Wenn Mist zu Strom wird –Ein Dorf heizt ein

Immer mehr Dörfer schließen sich dem Trend Bioenergie an. Doch wie viel Grün ist gut?

2015 war das Jahr der Biodörfer. In Österreich wurde das Örtchen Seeham als Sieger des Klimaschutzpreises ausgezeichnet. Und auch in Deutschland heimste das Biodorf Eichstetten einen Sonderpreis im bundesweiten Wettbewerb „BodenWertSchätzen“ für seinen Biolandbau ein. Beide Dörfer profitieren unter anderem von dem Einsatz der Bioenergie.

Das Potenzial der ‚Grünen Energie‘ scheint groß zu sein. Weltweit deckt die sogenannte Biomasse, die sich beispielsweise aus Holz und fast allen landwirtschaftlichen Produkten aus dem Agraranbau zusammensetzt, mehr als zehn Prozent der Energienachfrage ab. 2,5 Milliarden Menschen, die in Armut leben, sind abhängig von Brennstoffen wie Brennholz, Holzkohle oder Dung. Nachwachsende Rohstoffe ermöglichen uns so die Erzeugung von Biogas, Strom oder Kraftstoff ohne Verluste. Die Bioenergie erscheint als eine positive Alternative zur Atomkraft.Doch wie leistungsstark ist Bioenergie?

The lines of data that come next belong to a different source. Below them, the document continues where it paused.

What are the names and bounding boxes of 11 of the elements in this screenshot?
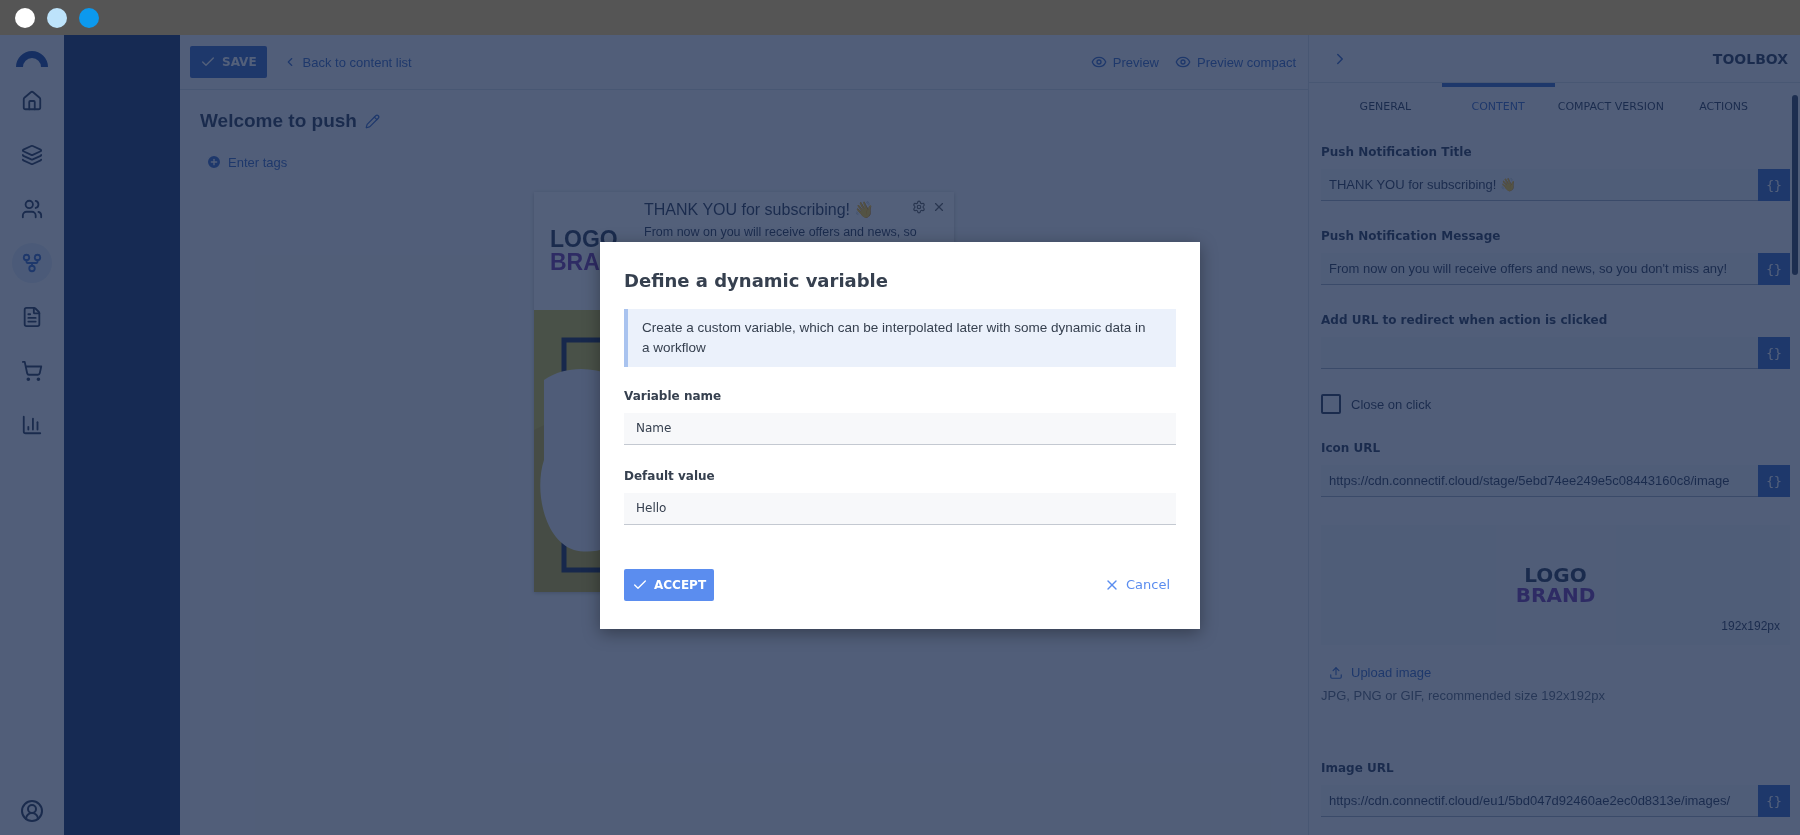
notification-title: THANK YOU for subscribing! 👋 xyxy=(644,200,875,219)
text-field[interactable]: Name xyxy=(624,412,1176,445)
window-control[interactable] xyxy=(47,7,67,28)
cancel-button[interactable]: Cancel xyxy=(1097,576,1176,593)
window-control[interactable] xyxy=(15,7,35,28)
accept-button[interactable]: ACCEPT xyxy=(624,568,715,601)
dialog-title: Define a dynamic variable xyxy=(624,269,889,291)
field-label: Variable name xyxy=(624,388,723,403)
info-note: Create a custom variable, which can be interpolated later with some dynamic data in a workflow xyxy=(624,308,1176,367)
field-label: Default value xyxy=(624,468,716,483)
text-field[interactable]: Hello xyxy=(624,492,1176,525)
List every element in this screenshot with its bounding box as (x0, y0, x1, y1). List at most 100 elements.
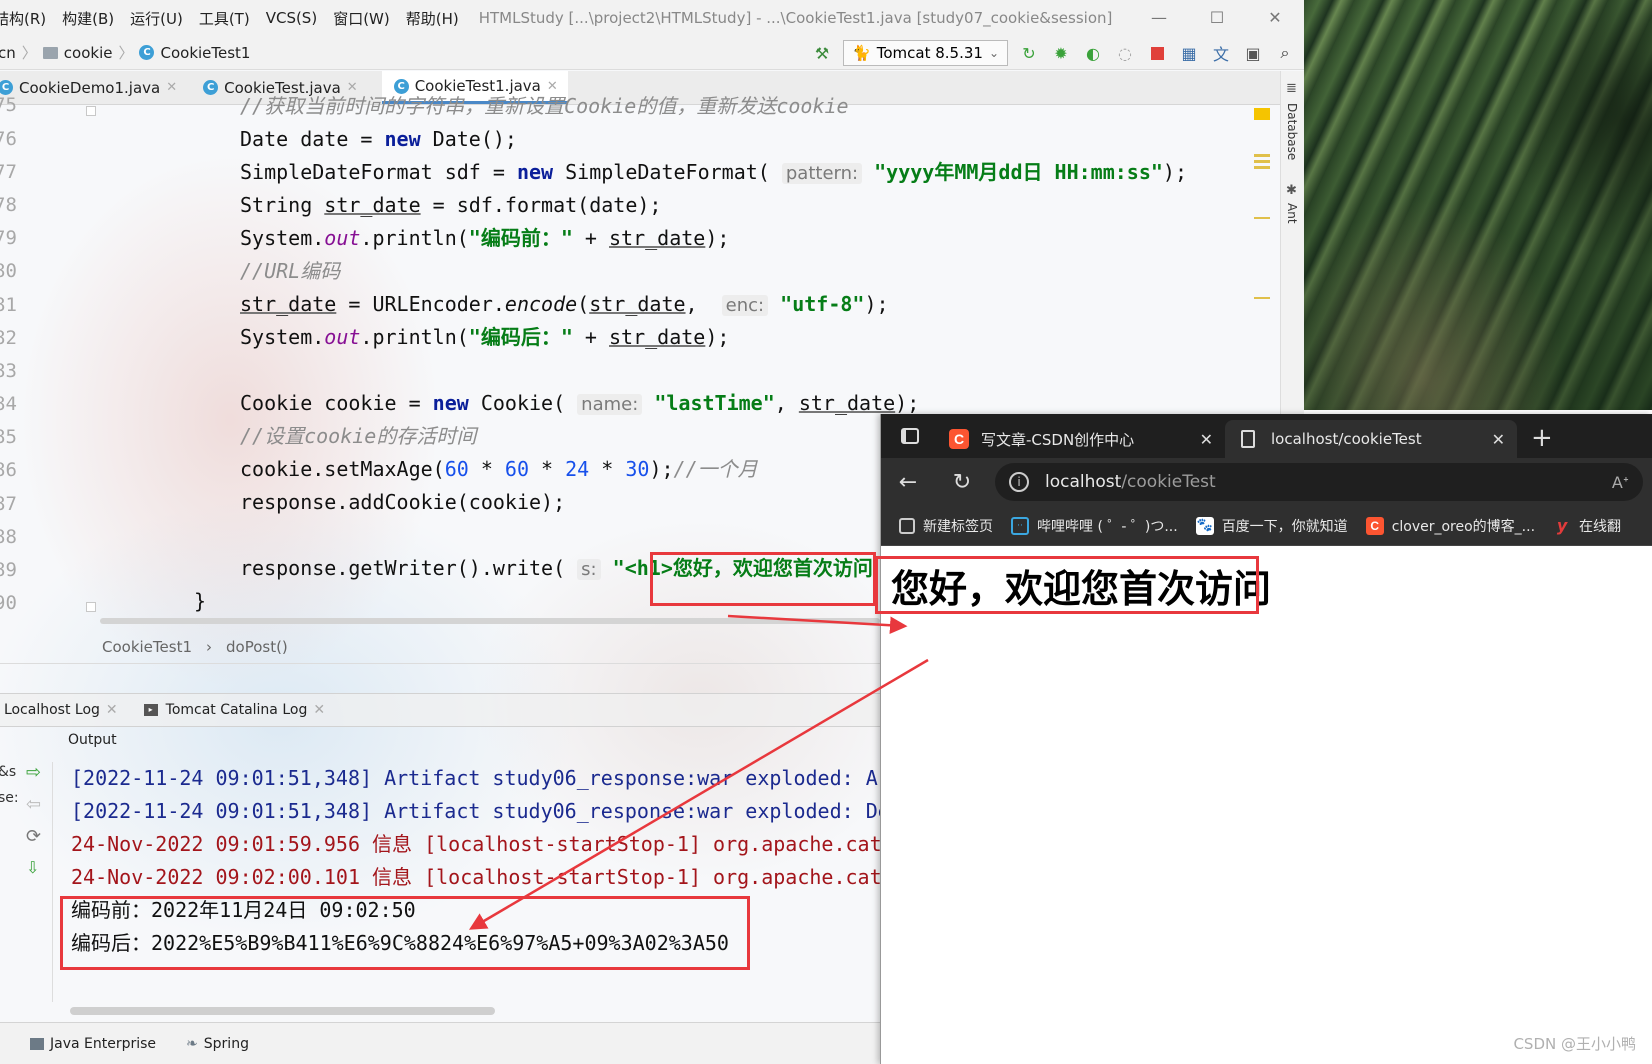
tomcat-icon: 🐈 (852, 44, 871, 62)
breadcrumb-package[interactable]: cn (0, 44, 16, 62)
tab-label: CookieDemo1.java (19, 78, 161, 97)
minimize-button[interactable]: — (1130, 0, 1188, 36)
debug-bug-icon[interactable]: ✹ (1050, 42, 1072, 64)
translate-icon[interactable]: 文 (1210, 42, 1232, 64)
tab-actions-button[interactable] (881, 414, 939, 458)
warning-marker-icon[interactable] (1254, 108, 1270, 120)
search-icon[interactable]: ⌕ (1274, 42, 1296, 64)
reload-icon[interactable]: ↻ (935, 470, 989, 495)
coverage-icon[interactable]: ◐ (1082, 42, 1104, 64)
menu-refactor[interactable]: 结构(R) (0, 8, 54, 29)
maximize-button[interactable]: ☐ (1188, 0, 1246, 36)
line-number: 79 (0, 227, 17, 249)
ant-tool-button[interactable]: Ant (1285, 203, 1299, 224)
code-text: Date(); (420, 127, 517, 151)
console-icon: ▸ (143, 704, 158, 716)
annotation-box-console (60, 896, 750, 970)
stop-icon[interactable] (1146, 42, 1168, 64)
bookmark-translate[interactable]: y 在线翻 (1553, 516, 1621, 536)
code-text: ); (705, 325, 730, 349)
download-icon[interactable]: ⇩ (26, 858, 39, 877)
new-tab-button[interactable]: + (1531, 420, 1553, 458)
close-tab-icon[interactable]: ✕ (166, 80, 177, 95)
bilibili-icon: ·· (1011, 516, 1029, 535)
error-stripe-mark[interactable] (1254, 160, 1270, 163)
breadcrumb-folder[interactable]: cookie (42, 44, 112, 62)
undeploy-arrow-icon[interactable]: ⇦ (26, 794, 41, 815)
code-line: String str_date = sdf.format(date); (240, 188, 661, 222)
rerun-icon[interactable]: ↻ (1018, 42, 1040, 64)
project-structure-icon[interactable]: ▦ (1178, 42, 1200, 64)
read-aloud-icon[interactable]: Aᐩ (1612, 473, 1629, 492)
menu-build[interactable]: 构建(B) (54, 8, 122, 29)
line-number: 85 (0, 426, 17, 448)
browser-tab-strip: C 写文章-CSDN创作中心 ✕ localhost/cookieTest ✕ … (881, 414, 1652, 458)
close-window-button[interactable]: ✕ (1246, 0, 1304, 36)
menu-run[interactable]: 运行(U) (122, 8, 191, 29)
code-text: * (529, 457, 566, 481)
console-line: 24-Nov-2022 09:01:59.956 信息 [localhost-s… (71, 832, 882, 856)
fold-marker-icon[interactable] (86, 602, 96, 612)
error-stripe-mark[interactable] (1254, 166, 1270, 169)
close-tab-icon[interactable]: ✕ (1492, 430, 1505, 449)
code-text: ); (1162, 160, 1187, 184)
run-config-select[interactable]: 🐈 Tomcat 8.5.31 ⌄ (843, 40, 1008, 66)
menu-window[interactable]: 窗口(W) (325, 8, 398, 29)
database-icon: ≣ (1286, 81, 1297, 96)
code-variable: str_date (240, 292, 337, 316)
editor-horizontal-scrollbar[interactable] (100, 618, 880, 624)
hammer-build-icon[interactable]: ⚒ (811, 42, 833, 64)
code-text: .println( (360, 325, 469, 349)
code-line: //设置cookie的存活时间 (240, 419, 476, 453)
line-number: 75 (0, 94, 17, 116)
java-enterprise-button[interactable]: Java Enterprise (30, 1036, 156, 1052)
fold-marker-icon[interactable] (86, 106, 96, 116)
bookmark-csdn-blog[interactable]: C clover_oreo的博客_... (1365, 516, 1535, 536)
code-variable: str_date (324, 193, 421, 217)
menu-help[interactable]: 帮助(H) (398, 8, 467, 29)
bookmark-baidu[interactable]: 🐾 百度一下，你就知道 (1195, 516, 1348, 536)
code-breadcrumb-method[interactable]: doPost() (226, 638, 288, 656)
status-label: Java Enterprise (50, 1035, 157, 1052)
error-stripe-mark[interactable] (1254, 297, 1270, 299)
bookmark-new-tab[interactable]: 新建标签页 (899, 516, 993, 536)
close-tab-icon[interactable]: ✕ (106, 702, 118, 718)
code-string: "yyyy年MM月dd日 HH:mm:ss" (874, 160, 1163, 184)
code-text: * (468, 457, 505, 481)
bookmark-label: 在线翻 (1579, 518, 1622, 535)
tab-cookiedemo1[interactable]: C CookieDemo1.java ✕ (0, 71, 187, 104)
watermark: CSDN @王小小鸭 (1513, 1035, 1636, 1053)
menu-vcs[interactable]: VCS(S) (258, 9, 325, 27)
error-stripe-mark[interactable] (1254, 217, 1270, 219)
breadcrumb-class[interactable]: C CookieTest1 (139, 44, 250, 62)
tab-localhost-log[interactable]: t Localhost Log ✕ (0, 702, 118, 718)
csdn-icon: C (949, 429, 969, 449)
line-number: 90 (0, 592, 17, 614)
tab-catalina-log[interactable]: ▸ Tomcat Catalina Log ✕ (143, 702, 325, 718)
line-number: 77 (0, 161, 17, 183)
database-tool-button[interactable]: Database (1285, 103, 1299, 160)
browser-tab-localhost[interactable]: localhost/cookieTest ✕ (1225, 420, 1517, 458)
truncated-label: &s (0, 764, 17, 780)
profiler-icon[interactable]: ◌ (1114, 42, 1136, 64)
code-line: System.out.println("编码前：" + str_date); (240, 221, 729, 255)
code-text: Cookie cookie = (240, 391, 433, 415)
close-tab-icon[interactable]: ✕ (1200, 430, 1213, 449)
browser-tab-csdn[interactable]: C 写文章-CSDN创作中心 ✕ (939, 420, 1225, 458)
presentation-icon[interactable]: ▣ (1242, 42, 1264, 64)
spring-button[interactable]: ❧ Spring (186, 1036, 249, 1052)
menu-tools[interactable]: 工具(T) (191, 8, 258, 29)
info-icon[interactable]: i (1009, 472, 1029, 492)
close-tab-icon[interactable]: ✕ (313, 702, 325, 718)
bookmark-bilibili[interactable]: ·· 哔哩哔哩 ( ゜- ゜)つ... (1011, 516, 1178, 536)
console-horizontal-scrollbar[interactable] (70, 1007, 495, 1015)
deploy-arrow-icon[interactable]: ⇨ (26, 762, 41, 783)
address-bar[interactable]: i localhost/cookieTest Aᐩ (995, 463, 1643, 501)
error-stripe-mark[interactable] (1254, 154, 1270, 157)
refresh-icon[interactable]: ⟳ (26, 826, 41, 847)
code-breadcrumb-class[interactable]: CookieTest1 (102, 638, 192, 656)
back-arrow-icon[interactable]: ← (881, 470, 935, 495)
code-line: Date date = new Date(); (240, 122, 517, 156)
code-field: out (324, 325, 361, 349)
url-path: /cookieTest (1121, 472, 1216, 492)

Die Gemeinde in Jühnde im Landkreis Göttingen ist klein, grün und beschaulich. Fachwerkhäuser prägen das Ortsbild und rund herum haben Bauern ihre Felder und Wiesen. Das ist wie gemacht für ein großes Projekt des Interdisziplinären Zentrums für Nachhaltige Entwicklung der Universität Göttingen. So sollte im Januar 2006 aus dem 1089 Seelen Dorf das erste Bioenergiedorf Deutschlands entstehen.Hier keimte eine Idee,die auch bald andere Gemeinden in Europa zum aktiven Umweltschutz inspirieren sollte. Es war ein Projekt, um das Potenzial der so unterschätzten Energiegewinnung zu verdeutlichen.

Und so übel wie es riecht, pardon, klingt, war diese Idee dann auch nicht. Mit Hilfe von Gülle und Biomasse aus den umliegenden Äckern wird heute Energie gewonnen. Heute erzeugt die örtliche Biogasanlage etwas fünf Millionen Kilowattstunden Strom und deckt damit mehr als das Doppelte des örtlichen Strombedarfs ab. Und die über das Stromnetz entstehende Abwärme wird den Haushalten neu zugeführt. Allein im Winter reicht die Energieversorgung nicht ganz aus, sodass über ein Holzschnitzel-Heizwerk oder ein Ölbrenner zugeheizt werden kann. Jeder Haushalt im Ort spart so etwa 750 Euro an Energiekosten im Jahr.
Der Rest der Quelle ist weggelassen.